Für die Kammer ist dabei weiterhin relevant, dass die Klägerin noch in der mündlichen Verhandlung am 14. Dezember 2021 die Auffassung äußerte, sie habe keiner Person, sondern nur einer Institution geschadet. Außerdem habe sie von sich aus vor Kenntnis des Strafverfahrens eine Rückzahlung ausgehandelt und veranlasst.
Diese Einlassung soll den für die Gesamtheit der privat krankenversicherten Menschen entstandenen Schaden unangemessen relativieren und lässt auch immer noch kein wirkliches Unrechtsbewusstsein insoweit erkennen. Darüber hinaus hat sie noch am Vortag der fristlosen Kündigung eine Rechnung quittiert. Damit kann nicht im Ansatz von einer freiwilligen Aufdeckung ausgegangen werden. Vielmehr wird der Eindruck bewirkt, die Klägerin habe sich lediglich vor einem mit an Sicherheit grenzender Wahrscheinlichkeit drohenden Strafverfahren um größtmögliche Schadensminimierung bemüht. Verstärkt wird dieser Eindruck – aber schon nicht mehr entscheidungserheblich – dadurch, dass die Klägerin auch nach Beendigung des vorigen Arbeitsverhältnisses nach entsprechendem Verdacht durch die damalige Chefin nicht nur in einer weiteren Apotheke planmäßig weitermachte, sondern auch noch eine Abfindung in der alten Apotheke annahm.
4. Wegen der unterschiedlichen Maßnahmenrichtung des Strafurteils und des letztlich auch hierauf beruhenden Entzugs der Approbation als Apothekerin kann auch nicht von einem unzulässigem Verstoß gegen das Verbot der Doppelbestrafung ausgegangen werden (BayVGH, B.v. 09.07.2012 – 21 ZB 11.2997 – Rn. 20 – juris).
5. Schließlich erweist sich der Entzug der Approbation auch nicht als unverhältnismäßig. Auch ein erstmaliger, zumal strafrechtlich erfasster Verstoß genügt grundsätzlich für die Annahme der Berufsunwürdigkeit, wenn die Art der Straftat, das Ausmaß der Schuld und der Zusammenhang mit der beruflichen Tätigkeit von bedeutendem Gewicht sind (OVG Lüneburg, B.v. 02.05.2012 – 8 LA 78/11 – Rn. 20 – juris). Die Erheblichkeit ergibt sich dabei aus dem für die Unzuverlässigkeit und die Unwürdigkeit oben Ausgeführten.

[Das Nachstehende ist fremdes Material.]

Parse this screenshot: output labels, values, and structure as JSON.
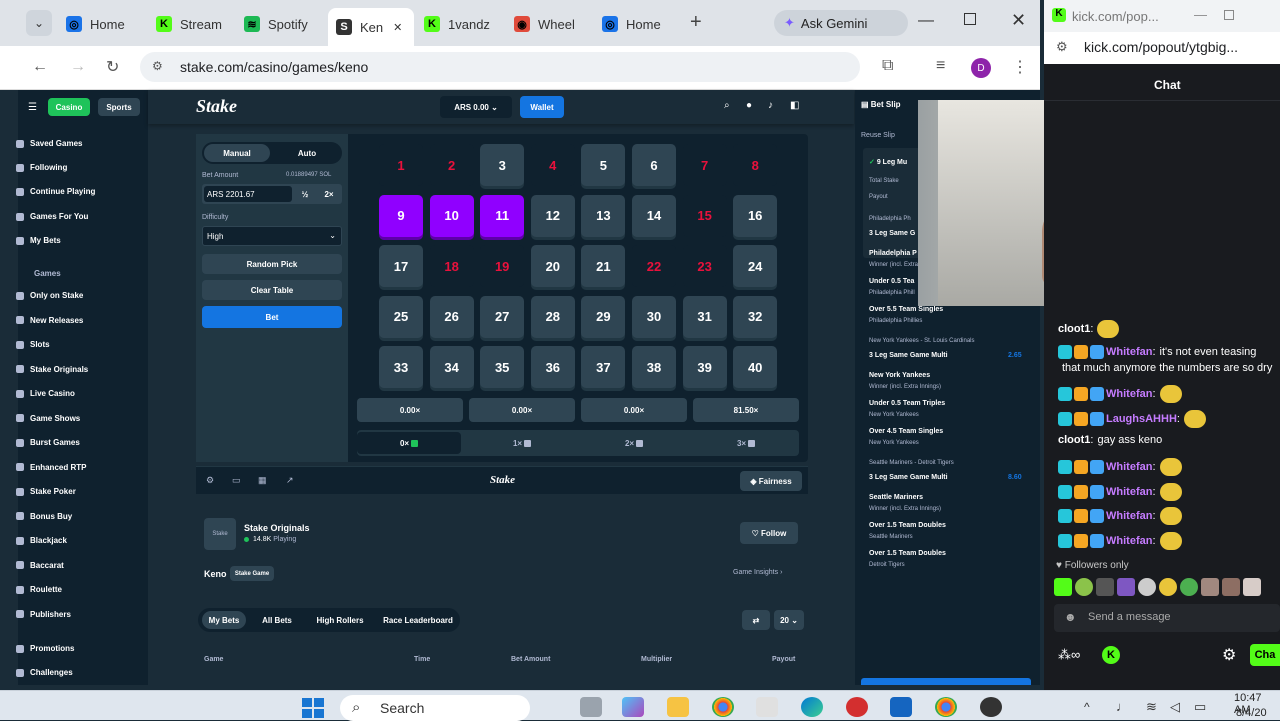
{
  "browser": {
    "tabs": [
      {
        "label": "Home",
        "color": "#1a73e8",
        "glyph": "◎"
      },
      {
        "label": "Stream",
        "color": "#53fc18",
        "glyph": "K"
      },
      {
        "label": "Spotify",
        "color": "#1db954",
        "glyph": "≋"
      },
      {
        "label": "Ken",
        "color": "#ffffff",
        "glyph": "S"
      },
      {
        "label": "1vandz",
        "color": "#53fc18",
        "glyph": "K"
      },
      {
        "label": "Wheel",
        "color": "#e04b3b",
        "glyph": "◉"
      },
      {
        "label": "Home",
        "color": "#1a73e8",
        "glyph": "◎"
      }
    ],
    "gemini": "Ask Gemini",
    "url": "stake.com/casino/games/keno",
    "profile_initial": "D"
  },
  "stake": {
    "nav": {
      "casino": "Casino",
      "sports": "Sports",
      "logo": "Stake",
      "balance": "ARS 0.00",
      "wallet": "Wallet",
      "betslip": "Bet Slip"
    },
    "sidebar": [
      "Saved Games",
      "Following",
      "Continue Playing",
      "Games For You",
      "My Bets"
    ],
    "sidebar_header": "Games",
    "sidebar_games": [
      "Only on Stake",
      "New Releases",
      "Slots",
      "Stake Originals",
      "Live Casino",
      "Game Shows",
      "Burst Games",
      "Enhanced RTP",
      "Stake Poker",
      "Bonus Buy",
      "Blackjack",
      "Baccarat",
      "Roulette",
      "Publishers"
    ],
    "sidebar_bottom": [
      "Promotions",
      "Challenges"
    ],
    "controls": {
      "manual": "Manual",
      "auto": "Auto",
      "bet_amount_label": "Bet Amount",
      "bet_amount_sol": "0.01889497 SOL",
      "bet_value": "ARS 2201.67",
      "half": "½",
      "double": "2×",
      "difficulty_label": "Difficulty",
      "difficulty": "High",
      "random_pick": "Random Pick",
      "clear_table": "Clear Table",
      "bet": "Bet"
    },
    "grid": {
      "numbers": [
        "1",
        "2",
        "3",
        "4",
        "5",
        "6",
        "7",
        "8",
        "9",
        "10",
        "11",
        "12",
        "13",
        "14",
        "15",
        "16",
        "17",
        "18",
        "19",
        "20",
        "21",
        "22",
        "23",
        "24",
        "25",
        "26",
        "27",
        "28",
        "29",
        "30",
        "31",
        "32",
        "33",
        "34",
        "35",
        "36",
        "37",
        "38",
        "39",
        "40"
      ],
      "red": [
        1,
        2,
        4,
        7,
        8,
        15,
        18,
        19,
        22,
        23
      ],
      "picked": [
        9,
        10,
        11
      ]
    },
    "multipliers": [
      "0.00×",
      "0.00×",
      "0.00×",
      "81.50×"
    ],
    "hits": [
      "0×",
      "1×",
      "2×",
      "3×"
    ],
    "footer": {
      "logo": "Stake",
      "fairness": "Fairness"
    },
    "originals": {
      "title": "Stake Originals",
      "playing": "14.8K",
      "playing_label": "Playing",
      "follow": "Follow",
      "game": "Keno",
      "tag": "Stake Game",
      "insights": "Game Insights"
    },
    "bets_tabs": [
      "My Bets",
      "All Bets",
      "High Rollers",
      "Race Leaderboard"
    ],
    "bets_count": "20",
    "table_headers": [
      "Game",
      "Time",
      "Bet Amount",
      "Multiplier",
      "Payout"
    ],
    "slip": {
      "reuse": "Reuse Slip",
      "legs": "9 Leg Mu",
      "total_stake": "Total Stake",
      "payout": "Payout",
      "groups": [
        {
          "match": "Philadelphia Ph",
          "title": "3 Leg Same G",
          "odds": "",
          "lines": [
            {
              "b": "Philadelphia P",
              "s": "Winner (incl. Extra"
            },
            {
              "b": "Under 0.5 Tea",
              "s": "Philadelphia Phill"
            },
            {
              "b": "Over 5.5 Team Singles",
              "s": "Philadelphia Phillies"
            }
          ]
        },
        {
          "match": "New York Yankees - St. Louis Cardinals",
          "title": "3 Leg Same Game Multi",
          "odds": "2.65",
          "lines": [
            {
              "b": "New York Yankees",
              "s": "Winner (incl. Extra Innings)"
            },
            {
              "b": "Under 0.5 Team Triples",
              "s": "New York Yankees"
            },
            {
              "b": "Over 4.5 Team Singles",
              "s": "New York Yankees"
            }
          ]
        },
        {
          "match": "Seattle Mariners - Detroit Tigers",
          "title": "3 Leg Same Game Multi",
          "odds": "8.60",
          "lines": [
            {
              "b": "Seattle Mariners",
              "s": "Winner (incl. Extra Innings)"
            },
            {
              "b": "Over 1.5 Team Doubles",
              "s": "Seattle Mariners"
            },
            {
              "b": "Over 1.5 Team Doubles",
              "s": "Detroit Tigers"
            }
          ]
        }
      ]
    }
  },
  "kick": {
    "title": "kick.com/pop...",
    "url": "kick.com/popout/ytgbig...",
    "chat_label": "Chat",
    "messages": [
      {
        "user": "cloot1",
        "text": "",
        "color": "#ffffff",
        "badges": 0,
        "emote": true
      },
      {
        "user": "Whitefan",
        "text": "it's not even teasing",
        "color": "#c57cff",
        "badges": 3,
        "emote": false
      },
      {
        "user": "",
        "text": "that much anymore the numbers are so dry",
        "color": "#ffffff",
        "badges": 0,
        "emote": false
      },
      {
        "user": "Whitefan",
        "text": "",
        "color": "#c57cff",
        "badges": 3,
        "emote": true
      },
      {
        "user": "LaughsAHHH",
        "text": "",
        "color": "#c57cff",
        "badges": 3,
        "emote": true
      },
      {
        "user": "cloot1",
        "text": "gay ass keno",
        "color": "#ffffff",
        "badges": 0,
        "emote": false
      },
      {
        "user": "Whitefan",
        "text": "",
        "color": "#c57cff",
        "badges": 3,
        "emote": true
      },
      {
        "user": "Whitefan",
        "text": "",
        "color": "#c57cff",
        "badges": 3,
        "emote": true
      },
      {
        "user": "Whitefan",
        "text": "",
        "color": "#c57cff",
        "badges": 3,
        "emote": true
      },
      {
        "user": "Whitefan",
        "text": "",
        "color": "#c57cff",
        "badges": 3,
        "emote": true
      }
    ],
    "followers_only": "Followers only",
    "send_placeholder": "Send a message",
    "chat_button": "Cha"
  },
  "taskbar": {
    "search": "Search",
    "time": "10:47 AM",
    "date": "8/4/20"
  }
}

Anders als von der Klägerin angenommen erweist sich der Widerruf der Approbation auch nicht deshalb als unverhältnismäßig, weil sie als angestellte Apothekerin gegenüber einem Apothekeninhaber schlechter gestellt würde, weil bei diesem die Möglichkeit des Entzugs der Apothekenbetriebserlaubnis in Betracht käme. Das mildere Mittel des Entzugs der Apothekenbetriebserlaubnis kann ausschließlich dann in Betracht kommen, wenn die gesetzlichen Voraussetzungen für den Widerruf der Approbation nicht erfüllt sind, also die Würdigung des inkriminierten Verhaltens des Betroffenen (noch) nicht die Annahme der Unzuverlässigkeit oder Unwürdigkeit zur Ausübung des Apothekerberufs rechtfertigt (BayVGH, B.v. 09.07.2012 – 21 ZB 11.2997 – Rn. 13 – juris)

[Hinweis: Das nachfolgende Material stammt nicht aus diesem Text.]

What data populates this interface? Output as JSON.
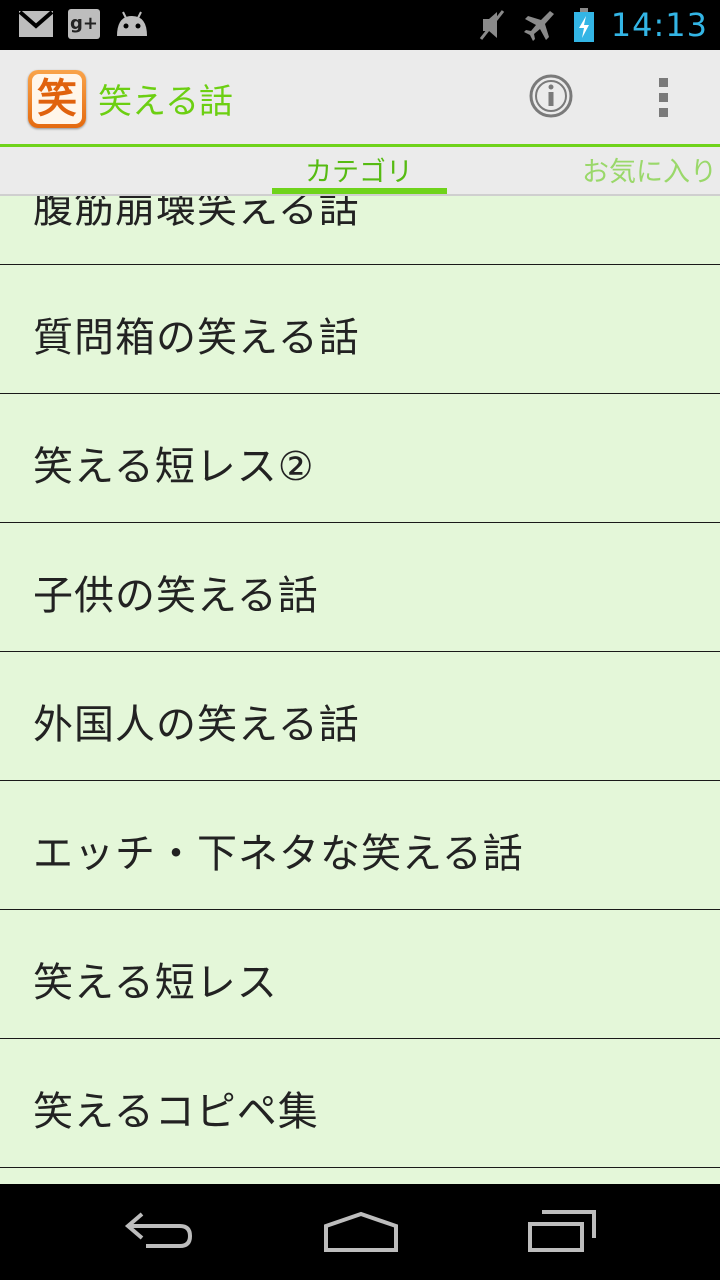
{
  "status_bar": {
    "time": "14:13",
    "icons": [
      "gmail-icon",
      "google-plus-icon",
      "android-icon",
      "mute-icon",
      "airplane-icon",
      "battery-charging-icon"
    ],
    "gplus_label": "g+"
  },
  "action_bar": {
    "app_icon_glyph": "笑",
    "title": "笑える話",
    "actions": [
      "info-icon",
      "overflow-menu-icon"
    ]
  },
  "tabs": {
    "items": [
      {
        "label": "カテゴリ",
        "selected": true
      },
      {
        "label": "お気に入り",
        "selected": false
      }
    ]
  },
  "list": {
    "items": [
      {
        "label": "腹筋崩壊笑える話"
      },
      {
        "label": "質問箱の笑える話"
      },
      {
        "label": "笑える短レス②"
      },
      {
        "label": "子供の笑える話"
      },
      {
        "label": "外国人の笑える話"
      },
      {
        "label": "エッチ・下ネタな笑える話"
      },
      {
        "label": "笑える短レス"
      },
      {
        "label": "笑えるコピペ集"
      }
    ]
  },
  "nav_bar": {
    "buttons": [
      "back-icon",
      "home-icon",
      "recent-apps-icon"
    ]
  },
  "colors": {
    "accent": "#6fd31b",
    "list_background": "#e4f7d9",
    "clock": "#33b5e5"
  }
}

D. Die Einziehung der Approbationsurkunde und die Verpflichtung zur Übermittlung der Approbationsurkunde (Ziffer 2.) ergeben sich aus Art. 52 Satz 1 und 2 BayVwVfG. Die Zwangsgeldandrohung (Ziffer 3 des Bescheides vom 3. Dezember 2020) begegnet ebenfalls keinen rechtlichen Bedenken.
E. Die Kostenentscheidung beruht auf § 154 Abs. 1 VwGO.